Carlos González Gutiérrez, the Consul General of Mexico in Austin, says the thousands of dollars contributed to the program by the Mexican government are not directly in response to SB 4.
“You should understand it more as a reaction to the new context throughout the nation,” González Gutiérrez says. “With the arrival of a new administration in Washington, D.C., they wanted to strengthen immigration-control policies both at the border and the interior. Now, because here in Texas, SB 4 has been approved, it has a particular meaning.”
He says a key aspect of the effort is access to immigration attorney resources for Mexican citizens living in the U.S.

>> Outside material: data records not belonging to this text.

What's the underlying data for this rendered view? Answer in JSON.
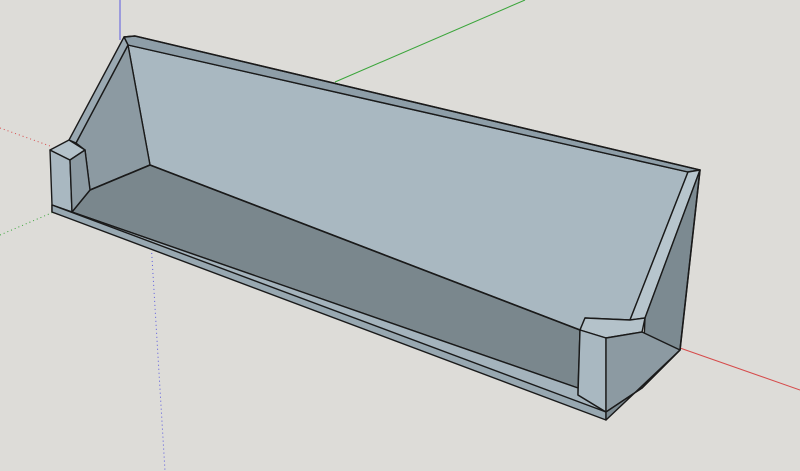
{
  "viewport": {
    "background": "#dddcd8"
  },
  "axes": {
    "red": "#d64b4b",
    "green": "#3aa53a",
    "blue": "#5a5adf"
  },
  "model": {
    "face_light": "#a9b8c1",
    "face_mid": "#9aaab4",
    "face_dark": "#7c8a91",
    "face_floor": "#7a878d",
    "edge": "#1a1a1a"
  }
}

“It sounds counterintuitive, I know,” he says. “But, if you think about it – first, you cannot lose Mexican nationality. Secondly, if we want to remain in touch with the people of Mexican origin who are going to stay here for good, we must help them to abandon the margins of society and become mainstream. To help someone acquire American citizenship when they have the right [to] is the ultimate protection service that we could provide them.”
González Gutiérrez says the average Mexican national has been living in the U.S. for 10 years, leading to their involvement in bi-national families. He says the diaspora movement has ended, as there is now a net outflow of immigration from the U.S. back to Mexico.
“You cannot explain Texas prosperity without the contribution of these people,” González Gutiérrez says of the past influx of Mexican immigrants. “It’s kind of inconsistent that now that that flow has ended, some people are getting a much tougher stance that, by the way, is against the interests of both countries in my opinion.”